Orgoglio e pregiudizioOrgoglio e pregiudizio

Orgoglio e Pregiudizio è certamente l’opera più popolare e più famosa di Jane Austen, vero e proprio long-seller, ineccepibile per l’equilibrio della struttura narrativa e lo stile terso e smagliante, ed emblematica della «cristallina precisione» austeniana. Attraverso la storia delle cinque sorelle Bennet e dei loro corteggiatori, lo sguardo acuto della scrittrice, sorretto da un’ironia spietata e sottile, annota e analizza con suprema grazia fatti, incidenti, parole di un microcosmo popolato da struggenti personaggi femminili, sospesi tra l’ipocrisia della società inglese dell’epoca e la voglia di un amore romantico e senza compromessi.

Recensione

È giunta anche per me l’ora di leggere quello che da molti è definito un capolavoro letterario, Orgoglio e Pregiudizio.

Premetto che morivo dalla curiosità, non trovavo mai una scusa abbastanza valida per leggerlo e finalmente mi ci son dedicata.

La famiglia Bennet, composta da genitori e cinque figlie, ha saputo che c’è un nuovo arrivo in città e la signora Bennet, pettegola come poche, auspica che questo scapolo possa sposare una delle figlie. Lo scapolo in questione è Bingley che subito si dimostra molto attratto dalla maggiore delle figlie Jane mentre il suo amico Darcy disdegna qualsiasi esponente del mondo femminile.

Attraverso i balli e le conoscenze l’affiatamento tra Jane e Bingley diventa palese mentre Darcy e Elisabeth continuano a studiarsi da lontano facendoci chiedere più di una volta se prima o poi succederà qualcosa tra i due.

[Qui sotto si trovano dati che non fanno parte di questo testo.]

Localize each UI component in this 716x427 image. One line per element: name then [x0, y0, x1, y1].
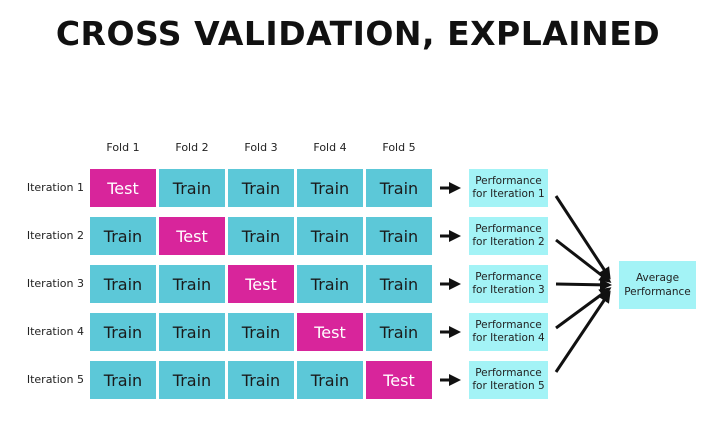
train-fold-cell: Train: [159, 265, 225, 303]
train-fold-cell: Train: [297, 265, 363, 303]
fold-header: Fold 5: [382, 141, 416, 154]
train-fold-cell: Train: [228, 169, 294, 207]
train-fold-cell: Train: [297, 361, 363, 399]
train-fold-cell: Train: [90, 361, 156, 399]
arrow-icon: [554, 290, 611, 373]
train-fold-cell: Train: [90, 217, 156, 255]
fold-header: Fold 1: [106, 141, 140, 154]
performance-box: Performance for Iteration 1: [469, 169, 548, 207]
train-fold-cell: Train: [228, 217, 294, 255]
train-fold-cell: Train: [90, 265, 156, 303]
iteration-label: Iteration 3: [26, 277, 84, 290]
arrow-icon: [555, 287, 612, 330]
train-fold-cell: Train: [159, 313, 225, 351]
performance-box: Performance for Iteration 2: [469, 217, 548, 255]
train-fold-cell: Train: [90, 313, 156, 351]
train-fold-cell: Train: [366, 265, 432, 303]
iteration-label: Iteration 2: [26, 229, 84, 242]
iteration-label: Iteration 5: [26, 373, 84, 386]
performance-box: Performance for Iteration 3: [469, 265, 548, 303]
test-fold-cell: Test: [297, 313, 363, 351]
fold-header: Fold 2: [175, 141, 209, 154]
iteration-label: Iteration 1: [26, 181, 84, 194]
test-fold-cell: Test: [90, 169, 156, 207]
train-fold-cell: Train: [228, 361, 294, 399]
train-fold-cell: Train: [228, 313, 294, 351]
fold-header: Fold 3: [244, 141, 278, 154]
page-title: CROSS VALIDATION, EXPLAINED: [55, 14, 661, 53]
fold-header: Fold 4: [313, 141, 347, 154]
train-fold-cell: Train: [159, 169, 225, 207]
train-fold-cell: Train: [297, 217, 363, 255]
performance-box: Performance for Iteration 5: [469, 361, 548, 399]
performance-box: Performance for Iteration 4: [469, 313, 548, 351]
iteration-label: Iteration 4: [26, 325, 84, 338]
train-fold-cell: Train: [366, 313, 432, 351]
arrow-icon: [555, 238, 612, 283]
test-fold-cell: Test: [159, 217, 225, 255]
arrow-icon: [554, 195, 611, 280]
average-performance-box: Average Performance: [619, 261, 696, 309]
test-fold-cell: Test: [366, 361, 432, 399]
train-fold-cell: Train: [366, 169, 432, 207]
train-fold-cell: Train: [159, 361, 225, 399]
train-fold-cell: Train: [297, 169, 363, 207]
train-fold-cell: Train: [366, 217, 432, 255]
test-fold-cell: Test: [228, 265, 294, 303]
arrow-icon: [555, 278, 612, 291]
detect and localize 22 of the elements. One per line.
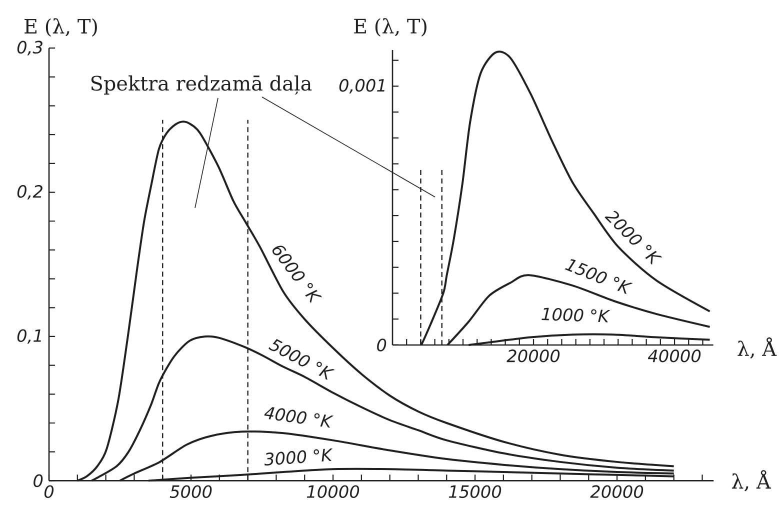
x-axis-title: λ, Å <box>732 470 771 492</box>
x-tick-label: 10000 <box>306 485 360 498</box>
y-tick-label: 0,2 <box>17 185 42 200</box>
x-tick-label: 40000 <box>648 349 701 362</box>
x-axis-title: λ, Å <box>738 337 777 359</box>
text: 1500 °K <box>564 259 633 294</box>
text: 4000 °K <box>264 407 334 428</box>
series-label: 1000 °K <box>542 308 610 322</box>
series-label: 3000 °K <box>264 448 333 466</box>
x-tick-label: 5000 <box>170 485 212 498</box>
y-axis-title: E (λ, T) <box>354 18 426 36</box>
y-axis-title: E (λ, T) <box>24 18 97 37</box>
y-tick-label: 0,3 <box>17 40 42 56</box>
text: 5000 °K <box>268 339 335 380</box>
x-tick-label: 20000 <box>590 485 644 498</box>
x-tick-label: 20000 <box>506 349 560 362</box>
y-tick-label: 0,1 <box>17 329 41 344</box>
x-tick-label: 15000 <box>448 485 502 498</box>
y-tick-label: 0,001 <box>339 78 384 94</box>
annotation: Spektra redzamā daļa <box>91 75 312 95</box>
y-tick-label: 0 <box>34 474 43 488</box>
x-tick-label: 0 <box>44 485 54 498</box>
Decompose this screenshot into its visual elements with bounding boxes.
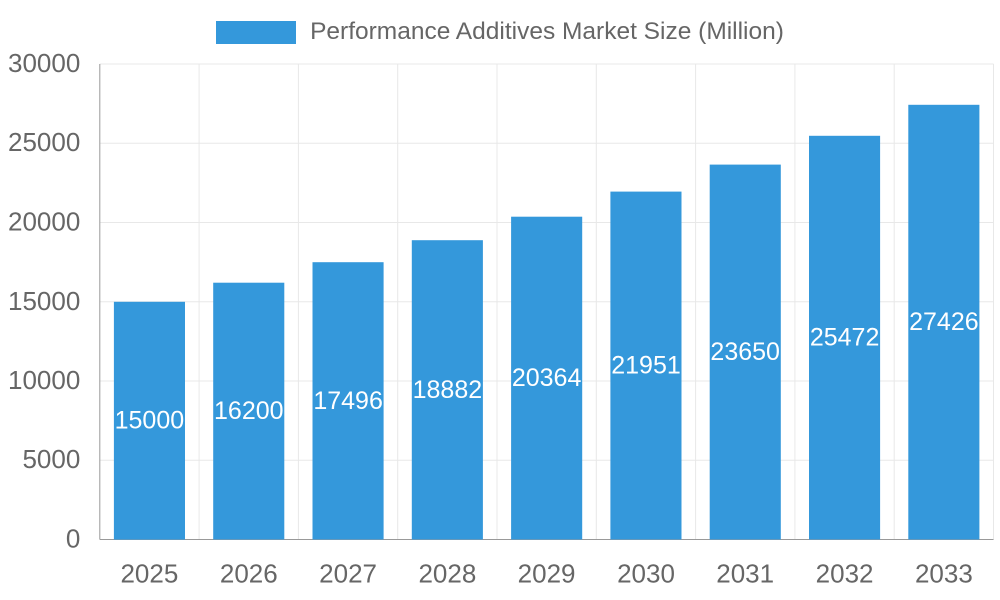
svg-text:16200: 16200: [214, 397, 284, 425]
svg-text:2025: 2025: [120, 559, 178, 589]
svg-text:17496: 17496: [313, 387, 383, 415]
svg-text:2026: 2026: [220, 559, 278, 589]
svg-text:25000: 25000: [8, 127, 80, 157]
svg-text:2027: 2027: [319, 559, 377, 589]
svg-text:2029: 2029: [518, 559, 576, 589]
svg-text:18882: 18882: [413, 376, 483, 404]
svg-text:20000: 20000: [8, 207, 80, 237]
svg-text:2032: 2032: [816, 559, 874, 589]
svg-text:2030: 2030: [617, 559, 675, 589]
svg-text:25472: 25472: [810, 324, 880, 352]
svg-text:5000: 5000: [22, 444, 80, 474]
svg-text:20364: 20364: [512, 364, 582, 392]
svg-text:2031: 2031: [716, 559, 774, 589]
svg-text:23650: 23650: [710, 338, 780, 366]
svg-text:0: 0: [66, 524, 80, 554]
svg-text:10000: 10000: [8, 365, 80, 395]
svg-text:21951: 21951: [611, 352, 681, 380]
svg-text:15000: 15000: [115, 407, 185, 435]
svg-text:15000: 15000: [8, 286, 80, 316]
svg-text:30000: 30000: [8, 48, 80, 78]
svg-text:2028: 2028: [418, 559, 476, 589]
svg-text:2033: 2033: [915, 559, 973, 589]
svg-text:27426: 27426: [909, 308, 979, 336]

Pur non avendo mai letto in vita mia Orgoglio e Pregiudizio conoscevo a grandi linee la storia. Ero curiosa di leggerla perchè avevo sempre sentito parlare della coppia come di un amore struggente e bellissimo. Ahimè però ho riscontrato un problema.

Ho notato quanto io faccia fatica ad apprezzare davvero questi romanzi. Abituata alla letteratura contemporanea la lettura dei classici mi annoia. Mi annoia il modo in cui vengono scritti, con questi voli pindarici per arrivare al dunque, la formalità e anche la stupidità a volte delle donne menzionate. Donne il cui unico scopo nella vita era un buon matrimonio e fare più figli possibile.

Lo so, era il costume del tempo. Ma io faccio fatica a leggerne, a pensarne e ad immedesimarmene. E Orgoglio e Pregiudizio ha esattamente ottenuto l’effetto contrario di quel che desideravo. Ho trovato tutte le sorelle decisamente troppo superficiali e sciocche. Certo, Elizabeth è e resta su un altro livello ma nel complesso non è stato un personaggio che sono riuscita ad amare.

Al contrario dei coniugi Bennet, che ho adorato. Lui simpatico e ironico, lei petulante e imbarazzante. Come dimenticare i nervi della signora Bennet? Nonostante siano una famiglia non troppo benestante vivono con dignità e non nascondono i propri difetti, anzi, li accentuano fino a farli risultare simpatici.

Una lettura da cui mi aspettavo tantissimo e che, in un certo senso, non mi ha per niente conquistata. Ma proprio lo stile, che avevo già riscontrato nella lettura de L’Abbazia di Northanger, mi è parso pesante e poco scorrevole. La mia copia, poi, è scritta talmente fitta che ho proprio sofferto la lettura.